Tavsiye: Tanımın kapsamının daha iyi anlaşılması ve netlik sağlanması için önerilen tanım, farklı Kanunlar kapsamındaki temyize ilişkin ilgili hükümleri belirten bir tanımla değiştirilebilir; örneğin Ticari Markalar Kanunu Bölüm 91, Telif Hakkı Kanunu Bölüm 72, Telif Hakkı Kanunu Bölüm 117A Patent Kanunu, Coğrafi İşaretler Kanunu Madde 31, Bitki Çeşitlerinin ve Çiftçi Haklarının Korunması Kanunu Madde 56, Yarı İletken ve Entegre Devreler Kanunu Madde 42, Bilgi Teknolojileri Kanunu Madde 62, Tasarımlar Kanunu Madde 36, Gümrük Kanununun 130. Maddesi. "İtiraz" tanım maddesindeki hükümlerin belirtilmesine yönelik bu yaklaşım, Delhi Yüksek Mahkemesi IPD Kuralları tarafından takip edilmektedir ve Madras Yüksek Mahkemesi IPD Kuralları da Kural 2(d) ve Kural 2(4)'te "İtiraz" için bu tür özel bir dil kullanmaktadır. ) sırasıyla. 

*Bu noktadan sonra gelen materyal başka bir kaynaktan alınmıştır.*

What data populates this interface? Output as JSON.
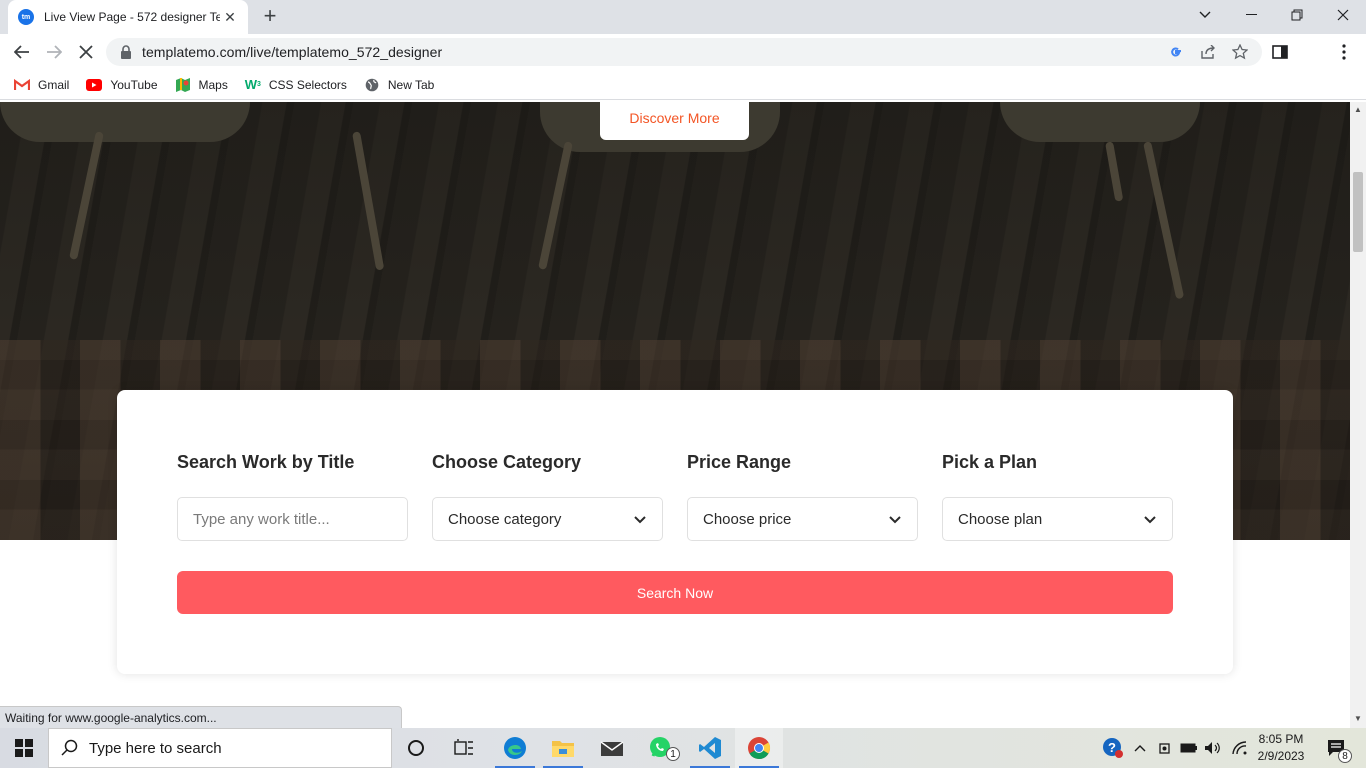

ii) İtirazların mevcut önerilen tanımı, yargılama işlemlerini içerir "2 tarihli Ticaret Mahkemeleri Kanunu'nun 1(2015)(c)(xvii) Bölümü uyarınca oluşturulmuştur”. Ancak, 2 tarihli Ticaret Mahkemeleri Kanunu'nun 1(2015)(c)(xvii) Bölümü bir tanım maddesidir ve bu bölüm uyarınca kendiliğinden herhangi bir dava başlatılmaz. 

Tavsiye: Kuralların bunun yerine, Madras Yüksek Mahkemesi IPD Kurallarında yapıldığı gibi, Temyiz Ticaret Mahkemeleri Kanunu (Bölüm 13) kapsamındaki ilgili hükmü belirtmesi tavsiye edilmektedir.  

10 Hakimlerin Yeterliliği: Önerilen Kalküta Kurallarının 4. Kuralı uyarınca, IPD yargıçları "tercihen fikri mülkiyet konusuyla ilgilenme konusunda deneyime sahip olacaktır". Her ne kadar türünün ilk örneği olan bu kural kesinlikle memnuniyetle karşılansa da, 'başa çıkma deneyiminin' neleri içerdiği konusunda daha fazla netlik getirilebilir. Muhtemelen hakimin geçmişte fikri mülkiyet davalarıyla ilgilenip ilgilenmediğine atıfta bulunmaktadır. Bu, ilgili yargıcın (barodan kürsüye çağrılanlar için) fikri mülkiyet yasalarına ilişkin önceki uygulamasını dikkate alır mı? Yoksa ilgili hakimin akademik nitelikleri de mi dikkate alınacak? Bu noktaya biraz açıklık getirilmesi, yargıçların uzmanlaşmış fikri mülkiyet kurullarına atanmasının nasıl gerçekleştiğinin anlaşılmasına yardımcı olacaktır.

Tavsiye: Bir hakimin IPD'ye atanmasından önceki deneyiminin belirlenmesine yönelik gösterge niteliğinde bir kriter Kurallarda belirtilmelidir.  

11 Belirli veya Maksimum Zaman Çizelgelerini Tanıtın: Önerilen Kuralların 7'den 11'e kadar olan Kuralları kapsamında, yargılamanın süratle sonuçlandırılmasına ilişkin bir "gayret gösterilecektir" maddesi eklenmiştir. Asil bir katılım olmasına rağmen, bu hükümler ne somut bir amaca hizmet eder ne de kendi başına yargılamanın hızlı bir şekilde sonuçlandırılmasını sağlar.

Tavsiye: Kurallarda "yapılacaktır" ibaresi yerine yargılamanın sonuçlandırılmasına ilişkin spesifik veya azami süreler belirtilebilir.   

12 Ön Hizmete İlişkin Şartın Tanıtılması: Önerilen Kuralların 16. Kuralı, savunmaların ön kopyasının doğrudan veya e-posta yoluyla verilmesini gerektirir ve diğer taraflara gönderin. Önerilen Kuralların alternatif hizmet yöntemlerini dikkate alması takdirle karşılanmakla birlikte, ilgili tarafların e-posta kimliğinin mevcut olmayabileceği durumlar da olabilir. 

Tavsiye: Açıklık sağlamak gerekirse, yukarıda belirtilen Kuralda, ilgili tarafın e-posta kimliğinin mevcut olmaması durumunda savunmaların ön kopyalarının yalnızca posta yoluyla iletilebileceğini belirten bir şart bulunmalıdır.